Friday, 22 July 2016

500 words from Quincy Carroll

500 words from...is a series of guest posts from authors writing about Asia, or published by Asia-based, or Asia-focused, publishing houses, in which they talk about their latest books. Quincy Carroll is a writer from Massachusetts. After graduating from college in 2007, he moved to Hunan, China, for three years. He currently works at a school in Oakland, California. He published his debut novel Up to the Mountains and Down to the Countryside through Inkshares, a crowd-funding platform.  Here he talks about how crowd-funding got his novel off the ground.

It was early November, and I was still trying to settle into the new teaching position I had taken on that August. I had just dismissed my students for the day, and I was sitting in the back of my classroom, exhausted, scrolling through my newsfeed without any real sort of interest, when I came across a post by a former schoolmate promoting a startup publisher, Inkshares, which his venture capital firm was backing. I had just completed my first novel, Up to the Mountains and Down to the Countryside (UMDC), the summer before, after three grueling years of work, and I had been sending queries around to publishers and agents since the beginning of the semester. Feedback had been positive, but no one had agreed to take me on. This is very good, more than one agency had told me, it’s just not for us. Unfortunately, words of encouragement didn’t do me much good. I knew that the story was an honest depiction of life as a Westerner abroad, and one that had not been accurately addressed before, at least not since the days of Orwell or Bowles, and whereas those authors had focused on Burma and North Africa, respectively, my experience lay in modern China - an entirely different beast altogether. What I didn’t know, then, was how I was going to get UMDC to market.

The novel focuses on two Americans - one an entitled cynic, the other a young idealist - teaching English in rural Hunan. Although they come off as complete opposites from Day One, their head-butting forces them to question the legitimacy of each other’s presence in Asia and, eventually, re-evaluate how different they actually are. I myself taught in China after graduating from college, and I wanted the novel to reflect all of the adventurousness and pathos I experienced during those years. In this regard, I feel like I succeeded, but it’s no easy task getting published as a first-time writer, and it’s even harder when your genre is literary fiction.

Enter Inkshares. I was intrigued almost at once by their value proposition, which is to use crowdfunding to “democratize publishing” by allowing readers to choose the manuscripts they acquire. At the time, they were still new and only had a few books to their name, but they were located in San Francisco (right across the Bay from me), and from what I could tell, their finished products looked good. What did I have to lose? Like I mentioned at the beginning, I was confident in the quality of my writing, but I was starting to get frustrated by the established system - one in which a small number of gatekeepers decide, primarily based on market trends, which works get noticed - and anyway, I understood that beggars can’t be choosers -I was just starting out.
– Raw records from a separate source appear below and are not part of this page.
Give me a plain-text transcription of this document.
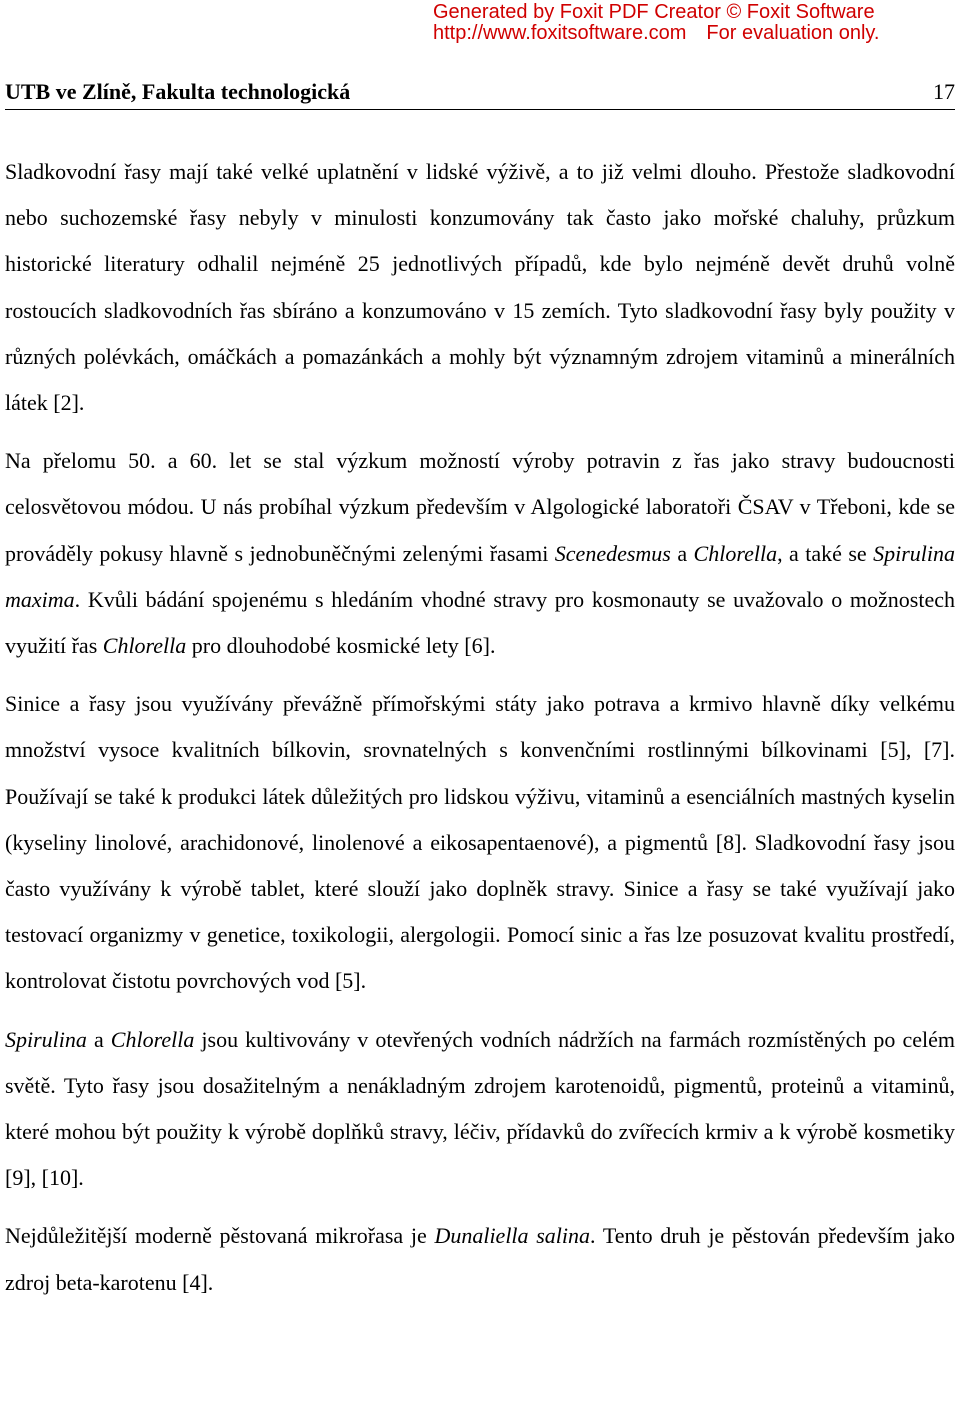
Generated by Foxit PDF Creator © Foxit Software
http://www.foxitsoftware.com For evaluation only.
UTB ve Zlíně, Fakulta technologická	17

Sladkovodní řasy mají také velké uplatnění v lidské výživě, a to již velmi dlouho. Přestože sladkovodní nebo suchozemské řasy nebyly v minulosti konzumovány tak často jako mořské chaluhy, průzkum historické literatury odhalil nejméně 25 jednotlivých případů, kde bylo nejméně devět druhů volně rostoucích sladkovodních řas sbíráno a konzumováno v 15 zemích. Tyto sladkovodní řasy byly použity v různých polévkách, omáčkách a pomazánkách a mohly být významným zdrojem vitaminů a minerálních látek [2].

Na přelomu 50. a 60. let se stal výzkum možností výroby potravin z řas jako stravy budoucnosti celosvětovou módou. U nás probíhal výzkum především v Algologické laboratoři ČSAV v Třeboni, kde se prováděly pokusy hlavně s jednobuněčnými zelenými řasami Scenedesmus a Chlorella, a také se Spirulina maxima. Kvůli bádání spojenému s hledáním vhodné stravy pro kosmonauty se uvažovalo o možnostech využití řas Chlorella pro dlouhodobé kosmické lety [6].

Sinice a řasy jsou využívány převážně přímořskými státy jako potrava a krmivo hlavně díky velkému množství vysoce kvalitních bílkovin, srovnatelných s konvenčními rostlinnými bílkovinami [5], [7]. Používají se také k produkci látek důležitých pro lidskou výživu, vitaminů a esenciálních mastných kyselin (kyseliny linolové, arachidonové, linolenové a eikosapentaenové), a pigmentů [8]. Sladkovodní řasy jsou často využívány k výrobě tablet, které slouží jako doplněk stravy. Sinice a řasy se také využívají jako testovací organizmy v genetice, toxikologii, alergologii. Pomocí sinic a řas lze posuzovat kvalitu prostředí, kontrolovat čistotu povrchových vod [5].

Spirulina a Chlorella jsou kultivovány v otevřených vodních nádržích na farmách rozmístěných po celém světě. Tyto řasy jsou dosažitelným a nenákladným zdrojem karotenoidů, pigmentů, proteinů a vitaminů, které mohou být použity k výrobě doplňků stravy, léčiv, přídavků do zvířecích krmiv a k výrobě kosmetiky [9], [10].

Nejdůležitější moderně pěstovaná mikrořasa je Dunaliella salina. Tento druh je pěstován především jako zdroj beta-karotenu [4].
Inkshares works by raising the money necessary to design and market a novel in advance, thereby eliminating the risk the company might otherwise undertake. This does mean that I had to convince people to pay USD 30-40 per book, but most of my family and friends knew that I had been slaving away on the manuscript for years, living off less than five hundred dollars per month in China, and they were extremely generous in their support. (Since the release of UMDC, the Inkshares community has grown to where you can preorder a novel for a lot less.) After that, however, it became more difficult. In order to reach the $10,000 threshold, I had to go beyond my own personal connections: I had to reach out to people I didn’t know, conceive of ways to engage them and secure exposure for the book on third-party sites. In other words, I had to put on my “marketing cap.”

In essence, this was “pre-marketing.” Even though I had lived in Hunan for several years, I was not that familiar with the expat scene. I had spent my first two years teaching in an isolated town, where the novel is set, and my last year at a Chinese company, Oceanwing, in Changsha, during which I spent most of my free time holed up inside of my apartment, writing. Publishing my novel through Inkshares forced me to reach out to podcasts, other authors, and blogs. This came in useful several months later, when I passed my goal and it became time to talk about turning the manuscript into a book.

The biggest advantage of Inkshares, other than the loyal following you create starting out, has got to be the editorial power you retain as an author. Girl Friday Productions, the firm Inkshares works with to develop its manuscripts, was certainly second-to-none. After two years in an MFA program, I was accustomed to being critiqued, and I was happy with the level of insight my editor brought to the dialogue, but I also felt comfortable sticking with something if I knew in my heart it was right.


So now the book is out and I’m on to my second work, and I can’t imagine still obsessing over the first. UMDC is available in bookstores and online, and reviews are arriving from more established sources every day, most recently, The LA Review of Books, and they’ve been overwhelmingly positive. Most importantly, however, I’ve been able to get the book in front of my target demographic, foreigners in China, and the story has proven to resonate with them. As a result, I am a much more confident writer now, and I’ve even become something of a marketer myself. Inkshares enabled me to put my name out there, and as a first-time novelist, what more can you ask?